To validate this hypothesis, the METTL3 plasmid and YTHDF1 siRNA were transfected into MG63 and U-2 OS cells, respectively, followed by treatment with anlotinib. Subsequently, experiments, including the CCK8 assay and western blotting, were conducted to validate the results. The results indicated that METTL3 overexpression significantly attenuated anlotinib-induced reduction in cell proliferation and changes in apoptosis-related proteins (Bcl-2 and Bax), whereas YTHDF1 knockdown reversed these effects (Figure 6D and E). Moreover, western blot analysis showed that the alterations triggered by METTL3 overexpression in Beclin-1 expression and the transformation of LC3-I to LC3-II were restored through the YTHDF1 knockdown (Figure 6E). Similarly, significant augmentation in anlotinib-induced autophagosomes and autolysosomes was observed in MG63 and U-2 OS cells transfected with RFP-GFP-LC3 lentivirus when METTL3 was overexpressed, which was counteracted by YTHDF1 siRNA transfection (Figure 6F). We investigated whether YTHDF1 recognised PRKDC m⁶A modifications. RIP assays demonstrated that YTHDF1 bound directly to PRKDC mRNA in MG63 cells and human osteosarcoma tissues (Figure 6G and H). Surprisingly, the interaction between YTHDF1 and PRKDC mRNA was enhanced in METTL3 overexpressing MG63 cells, whereas the METTL3 knockdown reduced this interaction (Figure 6I). In addition, MeRIP-qPCR assays based on four potential m⁶A positions revealed that methylation levels increased substantially upon METTL3 overexpression and were reversed by YTHDF1 knockdown, indicating that YTHDF1 binds to these sites in the PRKDC mRNA (Figure S3F).

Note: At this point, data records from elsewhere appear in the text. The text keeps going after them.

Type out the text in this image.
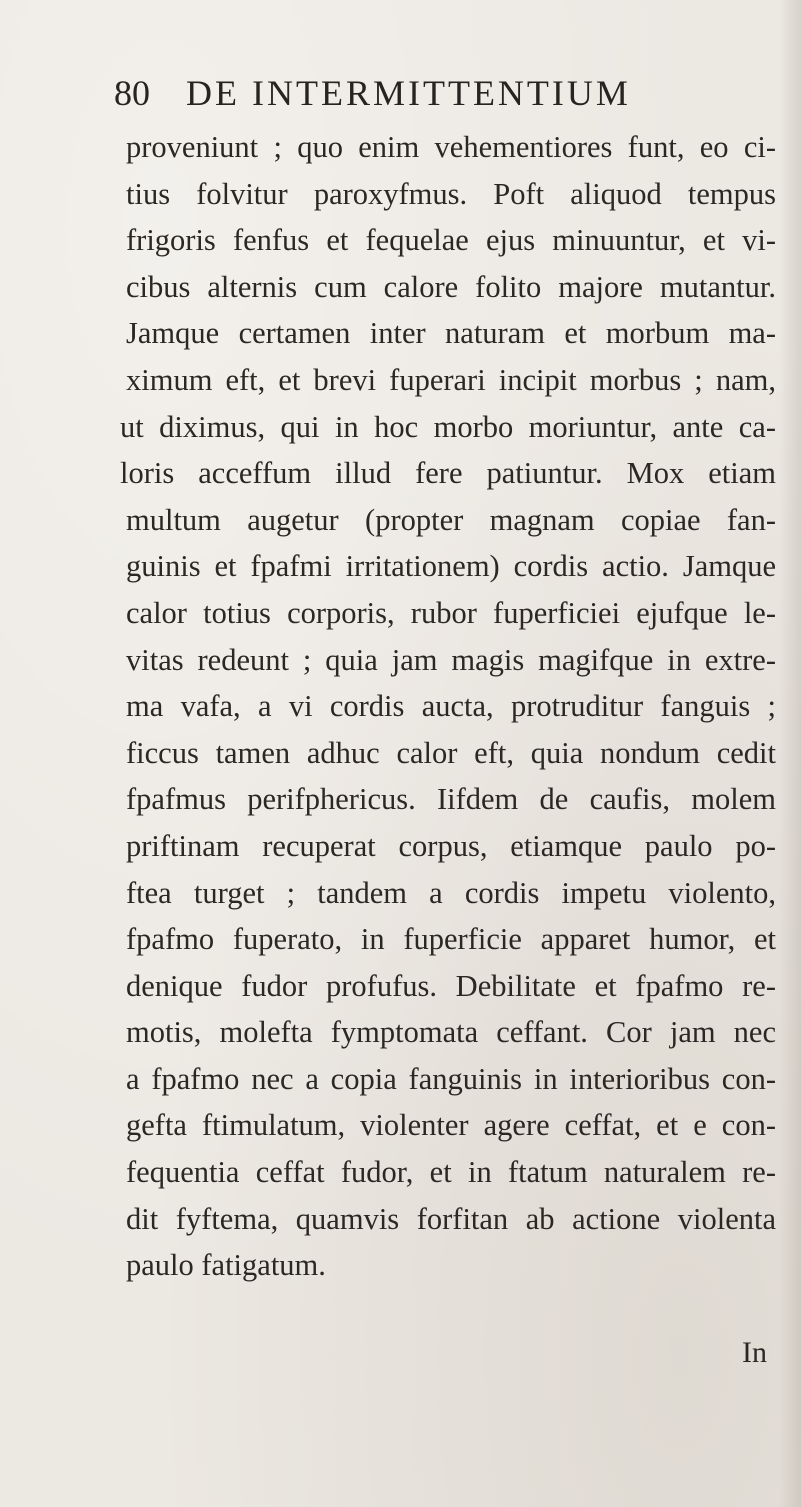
80 DE INTERMITTENTIUM
proveniunt ; quo enim vehementiores funt, eo ci-
tius folvitur paroxyfmus. Poft aliquod tempus
frigoris fenfus et fequelae ejus minuuntur, et vi-
cibus alternis cum calore folito majore mutantur.
Jamque certamen inter naturam et morbum ma-
ximum eft, et brevi fuperari incipit morbus ; nam,
ut diximus, qui in hoc morbo moriuntur, ante ca-
loris acceffum illud fere patiuntur. Mox etiam
multum augetur (propter magnam copiae fan-
guinis et fpafmi irritationem) cordis actio. Jamque
calor totius corporis, rubor fuperficiei ejufque le-
vitas redeunt ; quia jam magis magifque in extre-
ma vafa, a vi cordis aucta, protruditur fanguis ;
ficcus tamen adhuc calor eft, quia nondum cedit
fpafmus perifphericus. Iifdem de caufis, molem
priftinam recuperat corpus, etiamque paulo po-
ftea turget ; tandem a cordis impetu violento,
fpafmo fuperato, in fuperficie apparet humor, et
denique fudor profufus. Debilitate et fpafmo re-
motis, molefta fymptomata ceffant. Cor jam nec
a fpafmo nec a copia fanguinis in interioribus con-
gefta ftimulatum, violenter agere ceffat, et e con-
fequentia ceffat fudor, et in ftatum naturalem re-
dit fyftema, quamvis forfitan ab actione violenta
paulo fatigatum.
In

Altogether, these results confirm that YTHDF1 regulates METTL3-mediated PRKDC m⁶A modification, contributing to the maintenance of anlotinib resistance in osteosarcoma.

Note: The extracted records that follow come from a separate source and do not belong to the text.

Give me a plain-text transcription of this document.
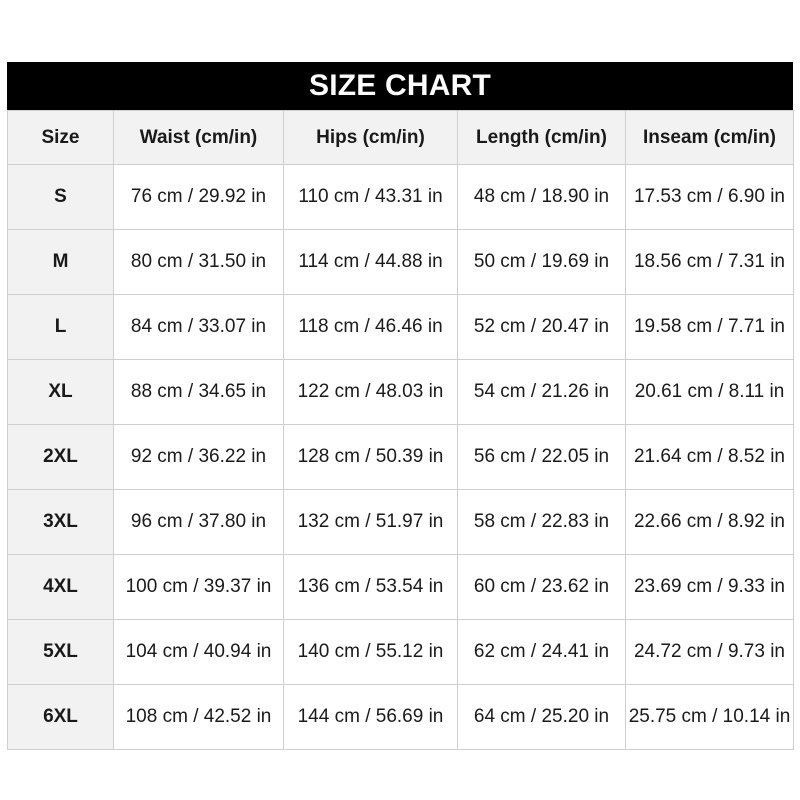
SIZE CHART
Size	Waist (cm/in)	Hips (cm/in)	Length (cm/in)	Inseam (cm/in)
S	76 cm / 29.92 in	110 cm / 43.31 in	48 cm / 18.90 in	17.53 cm / 6.90 in
M	80 cm / 31.50 in	114 cm / 44.88 in	50 cm / 19.69 in	18.56 cm / 7.31 in
L	84 cm / 33.07 in	118 cm / 46.46 in	52 cm / 20.47 in	19.58 cm / 7.71 in
XL	88 cm / 34.65 in	122 cm / 48.03 in	54 cm / 21.26 in	20.61 cm / 8.11 in
2XL	92 cm / 36.22 in	128 cm / 50.39 in	56 cm / 22.05 in	21.64 cm / 8.52 in
3XL	96 cm / 37.80 in	132 cm / 51.97 in	58 cm / 22.83 in	22.66 cm / 8.92 in
4XL	100 cm / 39.37 in	136 cm / 53.54 in	60 cm / 23.62 in	23.69 cm / 9.33 in
5XL	104 cm / 40.94 in	140 cm / 55.12 in	62 cm / 24.41 in	24.72 cm / 9.73 in
6XL	108 cm / 42.52 in	144 cm / 56.69 in	64 cm / 25.20 in	25.75 cm / 10.14 in
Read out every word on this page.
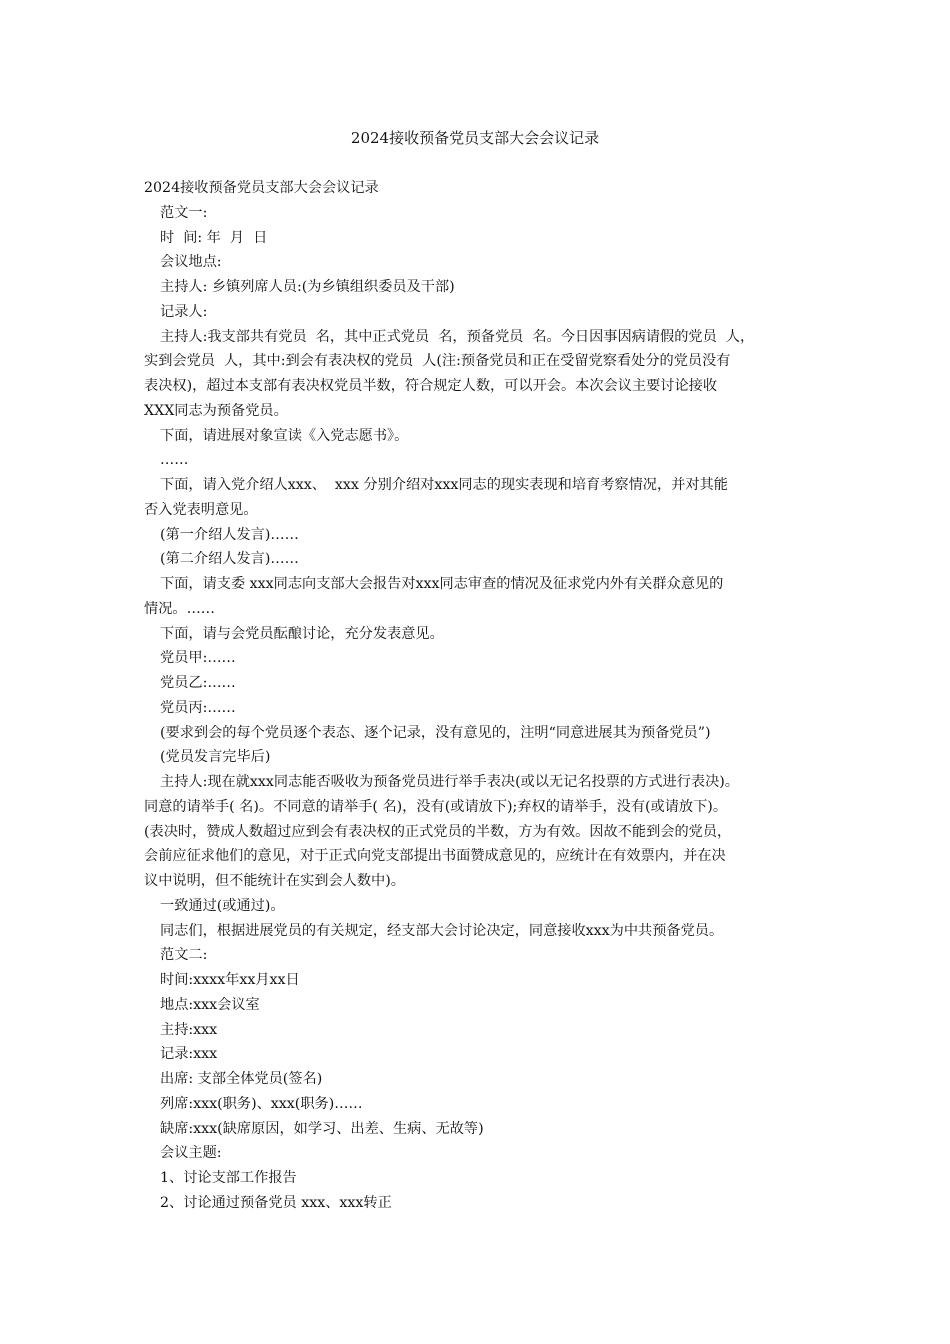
2024接收预备党员支部大会会议记录
2024接收预备党员支部大会会议记录
范文一:
时  间: 年  月  日
会议地点:
主持人: 乡镇列席人员:(为乡镇组织委员及干部)
记录人:
主持人:我支部共有党员  名，其中正式党员  名，预备党员  名。今日因事因病请假的党员  人，
实到会党员  人，其中:到会有表决权的党员  人(注:预备党员和正在受留党察看处分的党员没有
表决权)，超过本支部有表决权党员半数，符合规定人数，可以开会。本次会议主要讨论接收
XXX同志为预备党员。
下面，请进展对象宣读《入党志愿书》。
……
下面，请入党介绍人xxx、  xxx 分别介绍对xxx同志的现实表现和培育考察情况，并对其能
否入党表明意见。
(第一介绍人发言)……
(第二介绍人发言)……
下面，请支委 xxx同志向支部大会报告对xxx同志审查的情况及征求党内外有关群众意见的
情况。……
下面，请与会党员酝酿讨论，充分发表意见。
党员甲:……
党员乙:……
党员丙:……
(要求到会的每个党员逐个表态、逐个记录，没有意见的，注明“同意进展其为预备党员”)
(党员发言完毕后)
主持人:现在就xxx同志能否吸收为预备党员进行举手表决(或以无记名投票的方式进行表决)。
同意的请举手( 名)。不同意的请举手( 名)，没有(或请放下);弃权的请举手，没有(或请放下)。
(表决时，赞成人数超过应到会有表决权的正式党员的半数，方为有效。因故不能到会的党员，
会前应征求他们的意见，对于正式向党支部提出书面赞成意见的，应统计在有效票内，并在决
议中说明，但不能统计在实到会人数中)。
一致通过(或通过)。
同志们，根据进展党员的有关规定，经支部大会讨论决定，同意接收xxx为中共预备党员。
范文二:
时间:xxxx年xx月xx日
地点:xxx会议室
主持:xxx
记录:xxx
出席: 支部全体党员(签名)
列席:xxx(职务)、xxx(职务)……
缺席:xxx(缺席原因，如学习、出差、生病、无故等)
会议主题:
1、讨论支部工作报告
2、讨论通过预备党员 xxx、xxx转正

3.6 METTL3 promoted osteosarcoma resistant to anlotinib via inducing PRKDC m⁶A modification in vivo

To further reinforce the link between METTL3, DNA-PKcs, and anlotinib sensitivity as established previously, and to discuss its potential clinical implications, tumour xenograft models were constructed among nude mice through MG63 cells consistently transfected with METTL3 lentivirus or control lentivirus and concurrently with PRKDC shRNA lentivirus or control shRNA lentivirus. Figures 7A and S3G show the effectiveness of shRNA lentivirus transfection. When palpable tumours were observed, the mice were administered either the control vehicle or anlotinib. The results presented in Figure 7B–E demonstrate that METTL3 overexpression significantly bolstered tumour xenograft resistance to anlotinib-induced responses, an effect that was negated by co-transfection with PRKDC shRNA lentivirus. Consistently, IHC staining of xenograft tissues revealed an increase in Ki67 expression in the anlotinib group following transfection with the METTL3 lentivirus compared to that in tumours in the anlotinib group transfected with the control lentivirus, whereas this expression was reduced in tissues co-transfected with the shPRKDC lentivirus (Figure 7F). Additionally, a rise in Beclin-1 expression and shift from LC3-I to LC3-II induced by anlotinib was notably examined through IHC staining and western blotting assays in tumours transfected with the METTL3 lentivirus; however, this effect was abolished by co-transfection with the PRKDC shRNA lentivirus (Figure 7F and G).

Overall, our results showed that DNA-PKcs interact with Beclin-1, thereby enhancing the autophagy response and ultimately leading to anlotinib resistance in osteosarcoma. Elevated levels of PRKDC m⁶A modification, mediated by METTL3/YTHDF1, contributed to increased DNA-PKcs protein expression (Figure 7H).